# Need a Ride: Last Week of 2008



## YakAttack (Oct 8, 2007)

I have the opportunity to stay on Perdido Key from around Dec. 26th through Jan 3rd. I would be staying with my in-laws, so I don't want to come down unless I can go out fishin' while I'm there. I would be interested in offshore or inshore / nearshore. I would be happy to pay my share of fuel bait, ice, etc.
What do you think? Will I have much luck finding a trip or two?
Thanks for your help!


----------



## KPL (Sep 27, 2007)

Just talked to your mother-in-law. :hoppingmad:hoppingmadShe said stay your ass at home................LOL


----------



## submariner (Oct 2, 2007)

I will be in the area during that time and will be doing some fishing. I have a 23 foot pro line. Since I often go by myself, should room for you. Get in touch whenyou are in the area. 

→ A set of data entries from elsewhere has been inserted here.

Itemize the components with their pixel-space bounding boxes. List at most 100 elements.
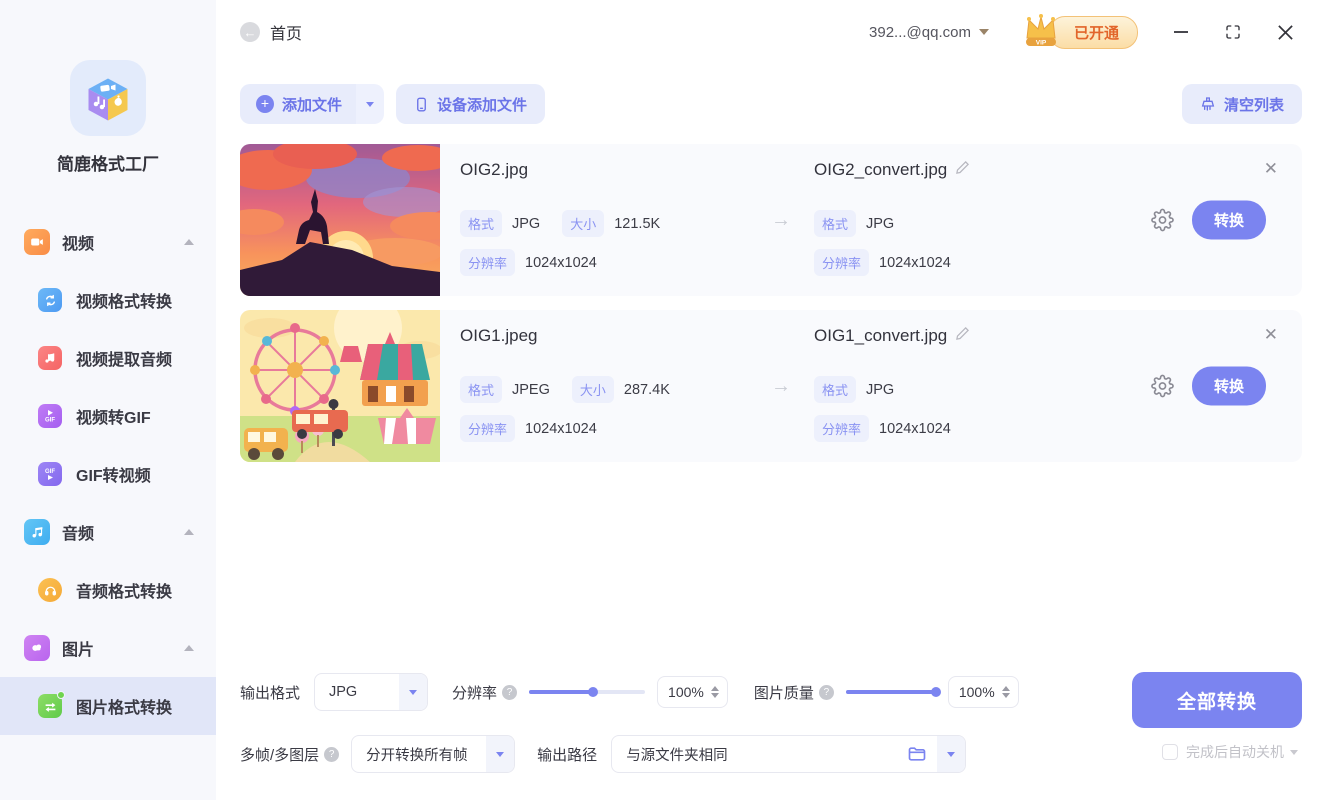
- account-email: 392...@qq.com: [869, 23, 971, 41]
- app-window: 简鹿格式工厂 视频 视频格式转换 视频提取音频 GIF 视频转GIF GIF G…: [0, 0, 1326, 800]
- minimize-button[interactable]: [1164, 15, 1198, 49]
- multiframe-value: 分开转换所有帧: [366, 747, 468, 764]
- output-file-name: OIG1_convert.jpg: [814, 326, 948, 345]
- svg-text:VIP: VIP: [1036, 40, 1047, 47]
- source-file-name: OIG2.jpg: [460, 160, 529, 179]
- output-format-select[interactable]: JPG: [314, 673, 429, 711]
- slider-thumb[interactable]: [587, 687, 598, 697]
- remove-file-icon[interactable]: ✕: [1264, 326, 1278, 343]
- sidebar-item-label: GIF转视频: [76, 468, 151, 485]
- resolution-tag: 分辨率: [814, 249, 870, 276]
- size-tag: 大小: [571, 376, 614, 403]
- headphones-icon: [38, 578, 62, 602]
- close-button[interactable]: [1268, 15, 1302, 49]
- vip-badge[interactable]: VIP 已开通: [1019, 12, 1138, 52]
- phone-icon: [417, 97, 426, 111]
- output-file-name: OIG2_convert.jpg: [814, 160, 948, 179]
- collapse-up-icon[interactable]: [184, 529, 194, 535]
- collapse-up-icon[interactable]: [184, 239, 194, 245]
- sidebar-item-label: 音频: [62, 526, 95, 543]
- gear-icon[interactable]: [1151, 374, 1174, 398]
- output-resolution-value: 1024x1024: [879, 254, 951, 271]
- resolution-percent: 100%: [668, 684, 704, 700]
- edit-pencil-icon[interactable]: [955, 326, 970, 346]
- gear-icon[interactable]: [1151, 208, 1174, 232]
- add-file-dropdown[interactable]: [356, 84, 385, 124]
- chevron-down-icon: [409, 689, 418, 695]
- add-from-device-label: 设备添加文件: [437, 96, 528, 114]
- resolution-value: 1024x1024: [525, 254, 597, 271]
- file-row: OIG2.jpg 格式 JPG 大小 121.5K 分辨率 1024x1024 …: [240, 144, 1302, 296]
- chevron-down-icon[interactable]: [1290, 749, 1298, 755]
- collapse-up-icon[interactable]: [184, 645, 194, 651]
- chevron-down-icon: [496, 751, 505, 757]
- format-tag: 格式: [814, 210, 857, 237]
- output-format-value: JPG: [329, 684, 358, 700]
- convert-arrow-icon: →: [771, 208, 791, 231]
- add-from-device-button[interactable]: 设备添加文件: [396, 84, 546, 124]
- sidebar-item-audio-format-convert[interactable]: 音频格式转换: [0, 561, 216, 619]
- help-icon[interactable]: ?: [818, 684, 834, 700]
- file-row: OIG1.jpeg 格式 JPEG 大小 287.4K 分辨率 1024x102…: [240, 310, 1302, 462]
- topbar: ← 首页 392...@qq.com VIP 已开通: [216, 0, 1326, 64]
- sidebar-item-image-format-convert[interactable]: 图片格式转换: [0, 677, 216, 735]
- convert-button[interactable]: 转换: [1191, 200, 1266, 240]
- settings-panel: 输出格式 JPG 分辨率 ? 100% 图片质量 ? 100% 多帧/多图层 ?…: [216, 672, 1326, 800]
- convert-all-button[interactable]: 全部转换: [1132, 672, 1302, 728]
- sidebar-item-label: 图片格式转换: [76, 700, 173, 717]
- path-dropdown[interactable]: [937, 736, 966, 772]
- clear-list-label: 清空列表: [1223, 96, 1284, 114]
- sidebar-item-label: 视频转GIF: [76, 410, 151, 427]
- video-to-gif-icon: GIF: [38, 404, 62, 428]
- sidebar-item-image-group[interactable]: 图片: [0, 619, 216, 677]
- output-path-field[interactable]: 与源文件夹相同: [611, 735, 967, 773]
- sidebar-item-video-group[interactable]: 视频: [0, 213, 216, 271]
- quality-percent: 100%: [958, 684, 995, 700]
- clear-list-button[interactable]: 清空列表: [1181, 84, 1302, 124]
- convert-button[interactable]: 转换: [1191, 366, 1266, 406]
- output-format-value: JPG: [866, 215, 895, 232]
- auto-shutdown-checkbox[interactable]: [1162, 744, 1178, 760]
- sidebar-item-video-to-gif[interactable]: GIF 视频转GIF: [0, 387, 216, 445]
- chevron-down-icon: [978, 29, 989, 35]
- resolution-spinner[interactable]: 100%: [657, 676, 728, 708]
- add-file-button[interactable]: + 添加文件: [240, 84, 357, 124]
- sidebar-item-label: 视频格式转换: [76, 294, 173, 311]
- video-convert-icon: [38, 288, 62, 312]
- quality-spinner[interactable]: 100%: [947, 676, 1019, 708]
- file-thumbnail-funfair: [240, 310, 440, 462]
- output-path-value: 与源文件夹相同: [626, 747, 728, 764]
- resolution-slider[interactable]: [529, 687, 646, 697]
- gif-to-video-icon: GIF: [38, 462, 62, 486]
- video-icon: [24, 229, 50, 255]
- spinner-arrows[interactable]: [710, 686, 719, 698]
- app-logo: [70, 60, 146, 136]
- format-tag: 格式: [460, 210, 503, 237]
- help-icon[interactable]: ?: [324, 746, 340, 762]
- help-icon[interactable]: ?: [502, 684, 518, 700]
- add-file-label: 添加文件: [282, 96, 343, 114]
- size-value: 287.4K: [623, 381, 670, 398]
- spinner-arrows[interactable]: [1001, 686, 1010, 698]
- slider-thumb[interactable]: [930, 687, 941, 697]
- quality-slider[interactable]: [845, 687, 941, 697]
- maximize-button[interactable]: [1216, 15, 1250, 49]
- back-button[interactable]: ←: [240, 22, 260, 42]
- main-area: ← 首页 392...@qq.com VIP 已开通 + 添加文件 设备添加文件…: [216, 0, 1326, 800]
- page-title: 首页: [270, 26, 303, 43]
- sidebar-item-gif-to-video[interactable]: GIF GIF转视频: [0, 445, 216, 503]
- sidebar-item-video-format-convert[interactable]: 视频格式转换: [0, 271, 216, 329]
- multiframe-select[interactable]: 分开转换所有帧: [351, 735, 516, 773]
- sidebar-nav: 视频 视频格式转换 视频提取音频 GIF 视频转GIF GIF GIF转视频 音…: [0, 213, 216, 735]
- notification-dot: [57, 691, 65, 699]
- cube-logo-icon: [88, 78, 128, 121]
- source-file-info: OIG1.jpeg 格式 JPEG 大小 287.4K 分辨率 1024x102…: [440, 310, 752, 462]
- remove-file-icon[interactable]: ✕: [1264, 160, 1278, 177]
- folder-icon[interactable]: [907, 744, 937, 764]
- sidebar-item-video-extract-audio[interactable]: 视频提取音频: [0, 329, 216, 387]
- edit-pencil-icon[interactable]: [955, 160, 970, 180]
- account-menu[interactable]: 392...@qq.com: [869, 24, 989, 41]
- sidebar-item-audio-group[interactable]: 音频: [0, 503, 216, 561]
- output-path-label: 输出路径: [537, 746, 598, 764]
- size-value: 121.5K: [614, 215, 661, 232]
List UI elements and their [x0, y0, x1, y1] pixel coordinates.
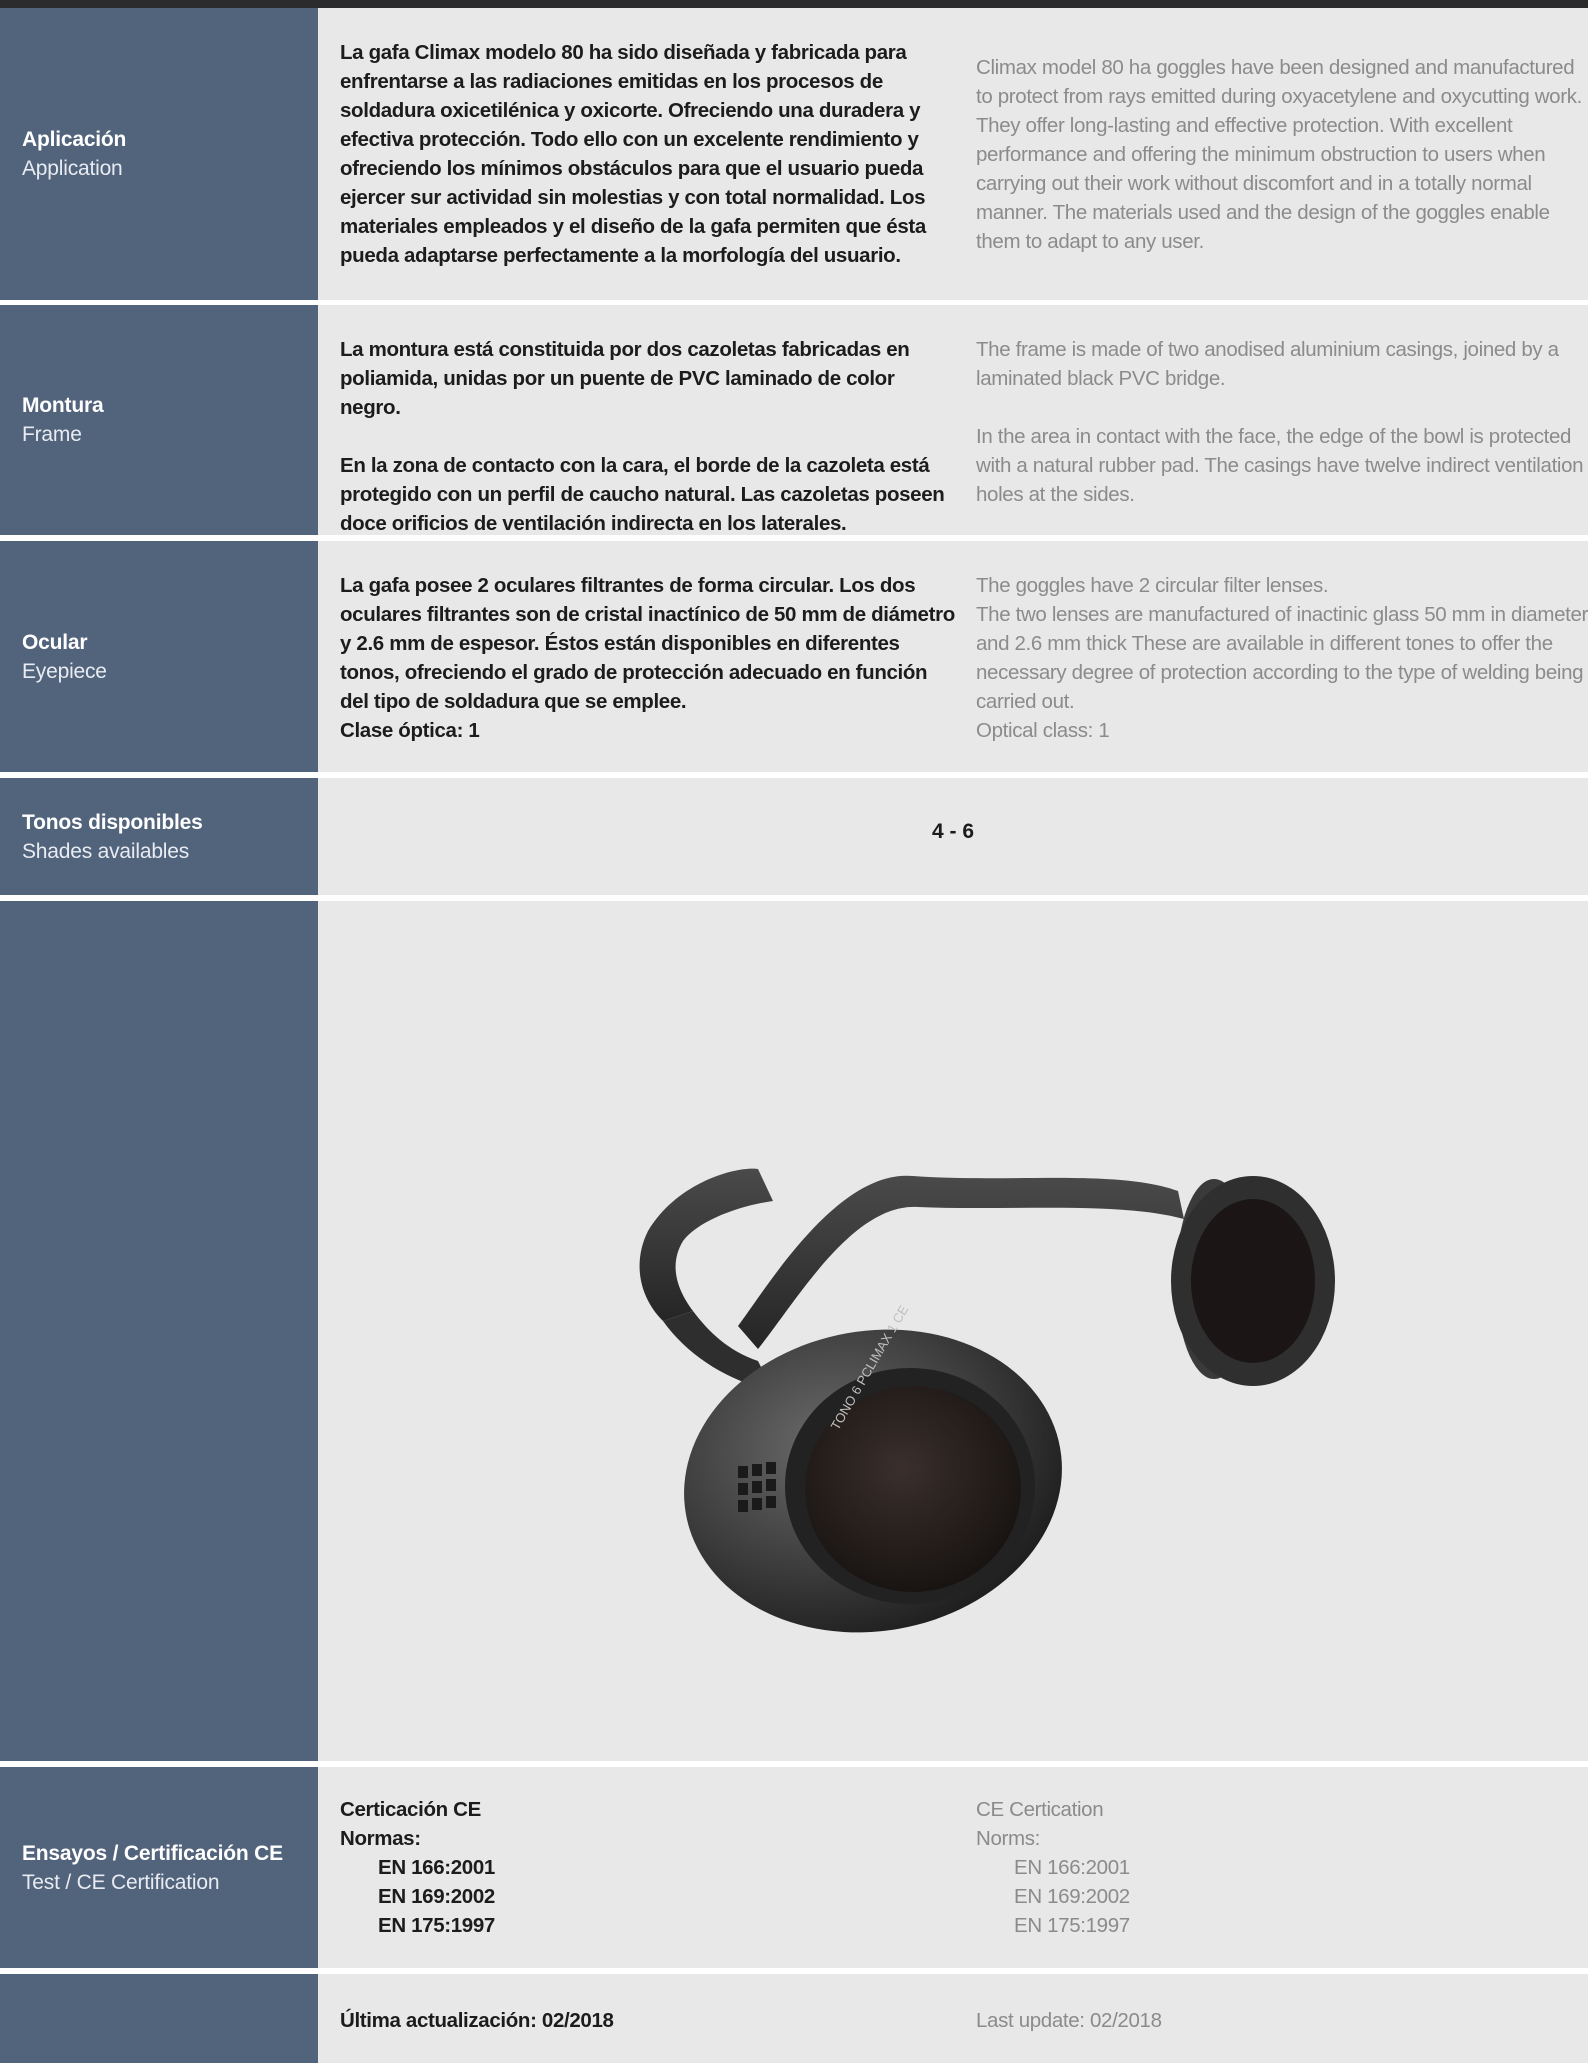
content-update: Última actualización: 02/2018 Last updat… [318, 1974, 1588, 2063]
row-frame: Montura Frame La montura está constituid… [0, 305, 1588, 535]
standard: EN 169:2002 [1014, 1885, 1130, 1908]
row-update: Última actualización: 02/2018 Last updat… [0, 1974, 1588, 2063]
update-sidebar [0, 1974, 318, 2063]
strap-shape [738, 1175, 1184, 1349]
application-text-es: La gafa Climax modelo 80 ha sido diseñad… [340, 38, 960, 270]
photo-sidebar [0, 901, 318, 1761]
label-en: Application [22, 157, 123, 180]
paragraph: The two lenses are manufactured of inact… [976, 603, 1588, 713]
label-certification: Ensayos / Certificación CE Test / CE Cer… [0, 1767, 318, 1968]
optical-class: Optical class: 1 [976, 719, 1110, 742]
label-frame: Montura Frame [0, 305, 318, 535]
paragraph: En la zona de contacto con la cara, el b… [340, 454, 945, 535]
cert-title: Certicación CE [340, 1798, 481, 1821]
eyepiece-text-en: The goggles have 2 circular filter lense… [976, 571, 1588, 745]
content-eyepiece: La gafa posee 2 oculares filtrantes de f… [318, 541, 1588, 772]
shades-value: 4 - 6 [931, 820, 975, 843]
application-text-en: Climax model 80 ha goggles have been des… [976, 53, 1588, 256]
paragraph: The goggles have 2 circular filter lense… [976, 574, 1329, 597]
paragraph: La gafa posee 2 oculares filtrantes de f… [340, 574, 955, 713]
label-shades: Tonos disponibles Shades availables [0, 778, 318, 895]
standard: EN 175:1997 [1014, 1914, 1130, 1937]
label-en: Test / CE Certification [22, 1870, 220, 1894]
label-en: Shades availables [22, 839, 190, 863]
top-bar [0, 0, 1588, 8]
update-text-en: Last update: 02/2018 [976, 2009, 1162, 2032]
paragraph: La gafa Climax modelo 80 ha sido diseñad… [340, 41, 926, 267]
content-application: La gafa Climax modelo 80 ha sido diseñad… [318, 8, 1588, 300]
norms-label: Normas: [340, 1827, 421, 1850]
label-es: Montura [22, 394, 104, 417]
label-en: Frame [22, 423, 82, 446]
goggles-photo: TONO 6 PCLIMAX 1 CE [639, 1168, 1335, 1633]
row-photo: TONO 6 PCLIMAX 1 CE [0, 901, 1588, 1761]
photo-area: TONO 6 PCLIMAX 1 CE [318, 901, 1588, 1761]
standard: EN 169:2002 [378, 1885, 495, 1908]
row-application: Aplicación Application La gafa Climax mo… [0, 8, 1588, 300]
label-application: Aplicación Application [0, 8, 318, 300]
label-es: Tonos disponibles [22, 810, 203, 834]
strap-shape [639, 1168, 773, 1321]
frame-text-es: La montura está constituida por dos cazo… [340, 335, 960, 538]
vent-holes [738, 1462, 776, 1512]
certification-text-es: Certicación CE Normas: EN 166:2001 EN 16… [340, 1795, 960, 1940]
content-frame: La montura está constituida por dos cazo… [318, 305, 1588, 535]
paragraph: Climax model 80 ha goggles have been des… [976, 56, 1582, 253]
lens-right [1191, 1199, 1315, 1363]
certification-text-en: CE Certication Norms: EN 166:2001 EN 169… [976, 1795, 1588, 1940]
eyepiece-text-es: La gafa posee 2 oculares filtrantes de f… [340, 571, 960, 745]
paragraph: In the area in contact with the face, th… [976, 425, 1584, 506]
label-es: Ocular [22, 630, 88, 654]
row-certification: Ensayos / Certificación CE Test / CE Cer… [0, 1767, 1588, 1968]
optical-class: Clase óptica: 1 [340, 719, 480, 742]
label-es: Aplicación [22, 128, 127, 151]
content-certification: Certicación CE Normas: EN 166:2001 EN 16… [318, 1767, 1588, 1968]
paragraph: The frame is made of two anodised alumin… [976, 338, 1559, 390]
frame-text-en: The frame is made of two anodised alumin… [976, 335, 1588, 509]
label-eyepiece: Ocular Eyepiece [0, 541, 318, 772]
row-shades: Tonos disponibles Shades availables 4 - … [0, 778, 1588, 895]
standard: EN 175:1997 [378, 1914, 495, 1937]
cert-title: CE Certication [976, 1798, 1104, 1821]
standard: EN 166:2001 [1014, 1856, 1130, 1879]
norms-label: Norms: [976, 1827, 1040, 1850]
paragraph: La montura está constituida por dos cazo… [340, 338, 910, 419]
standard: EN 166:2001 [378, 1856, 495, 1879]
update-text-es: Última actualización: 02/2018 [340, 2009, 614, 2032]
row-eyepiece: Ocular Eyepiece La gafa posee 2 oculares… [0, 541, 1588, 772]
content-shades: 4 - 6 [318, 778, 1588, 895]
label-es: Ensayos / Certificación CE [22, 1841, 283, 1865]
label-en: Eyepiece [22, 659, 107, 683]
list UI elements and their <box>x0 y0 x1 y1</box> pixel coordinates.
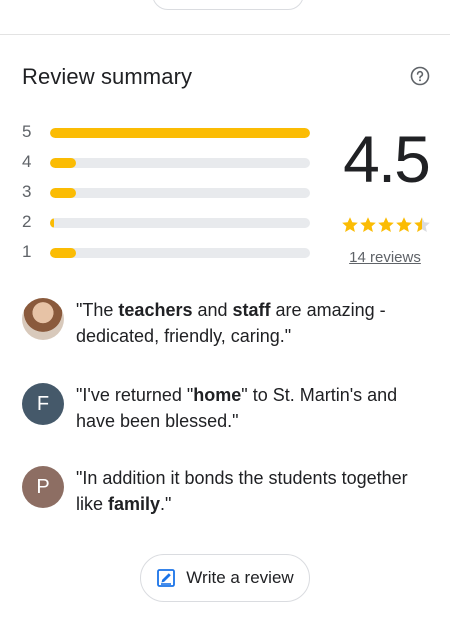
snippet-fragment: ." <box>160 494 172 514</box>
average-rating: 4.5 <box>343 122 431 196</box>
top-button-partial[interactable] <box>152 0 304 10</box>
reviewer-avatar: P <box>22 466 64 508</box>
rating-bar-row: 5 <box>22 122 322 152</box>
rating-bar-track <box>50 248 310 258</box>
highlighted-keyword: home <box>193 385 242 405</box>
review-count-link[interactable]: 14 reviews <box>330 249 440 266</box>
rating-bar-row: 1 <box>22 242 322 272</box>
reviewer-avatar: F <box>22 383 64 425</box>
rating-bar-fill <box>50 158 76 168</box>
reviewer-avatar-photo <box>22 298 64 340</box>
section-divider <box>0 34 450 35</box>
rating-bar-fill <box>50 128 310 138</box>
snippet-fragment: "The <box>76 300 119 320</box>
star-icon <box>360 217 376 232</box>
rating-bar-fill <box>50 218 54 228</box>
rating-bar-track <box>50 128 310 138</box>
review-snippet-text: "The teachers and staff are amazing - de… <box>76 297 436 349</box>
star-icon <box>378 217 394 232</box>
write-review-button[interactable]: Write a review <box>140 554 310 602</box>
rating-bar-fill <box>50 248 76 258</box>
help-icon[interactable] <box>410 66 430 86</box>
rating-bar-track <box>50 158 310 168</box>
snippet-fragment: and <box>192 300 233 320</box>
rating-bar-track <box>50 218 310 228</box>
rating-bar-row: 2 <box>22 212 322 242</box>
rating-bar-label: 5 <box>22 122 32 141</box>
star-icon <box>342 217 358 232</box>
rating-bar-label: 3 <box>22 182 32 201</box>
highlighted-keyword: family <box>108 494 161 514</box>
rating-bar-label: 4 <box>22 152 32 171</box>
rating-bar-track <box>50 188 310 198</box>
rating-bar-label: 1 <box>22 242 32 261</box>
star-icon <box>414 217 430 232</box>
star-rating <box>340 216 432 234</box>
rating-distribution: 5 4 3 2 1 <box>22 122 322 272</box>
snippet-fragment: "I've returned " <box>76 385 194 405</box>
highlighted-keyword: staff <box>232 300 271 320</box>
rating-bar-row: 3 <box>22 182 322 212</box>
write-review-label: Write a review <box>186 568 294 587</box>
section-title: Review summary <box>22 64 193 89</box>
rating-bar-label: 2 <box>22 212 32 231</box>
rating-bar-row: 4 <box>22 152 322 182</box>
review-snippet-text: "In addition it bonds the students toget… <box>76 465 436 517</box>
edit-icon <box>157 569 176 587</box>
rating-bar-fill <box>50 188 76 198</box>
star-icon <box>396 217 412 232</box>
highlighted-keyword: teachers <box>118 300 193 320</box>
review-snippet-text: "I've returned "home" to St. Martin's an… <box>76 382 436 434</box>
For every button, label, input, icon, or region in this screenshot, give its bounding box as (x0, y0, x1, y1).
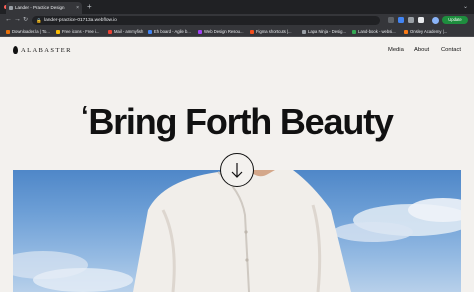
bookmark-favicon-icon (6, 29, 10, 34)
bookmark-favicon-icon (352, 29, 356, 34)
tab-search-icon[interactable]: ⌄ (463, 2, 468, 12)
bookmark-item[interactable]: Land-book - websi... (352, 26, 396, 37)
tab-title: Lander - Practice Design (15, 5, 65, 10)
bookmark-item[interactable]: Web Design Resou... (198, 26, 244, 37)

Ed Yusis 850 857 1039 [email protected]


----------



## jjam (Dec 9, 2007)

Submariner, I worry about your safety...don't go alone eh..he...give me a call 850 393 3759..I hv a 22 Wellcraft WA and hv been out there alone myself during the week when others can't go...sounds like we could hook up for a trip and fishsafer...I fish out P-cola and launch at Shoreline...

Jimmy


----------



## submariner (Oct 2, 2007)

Sounds like a plan. Will do Ed


----------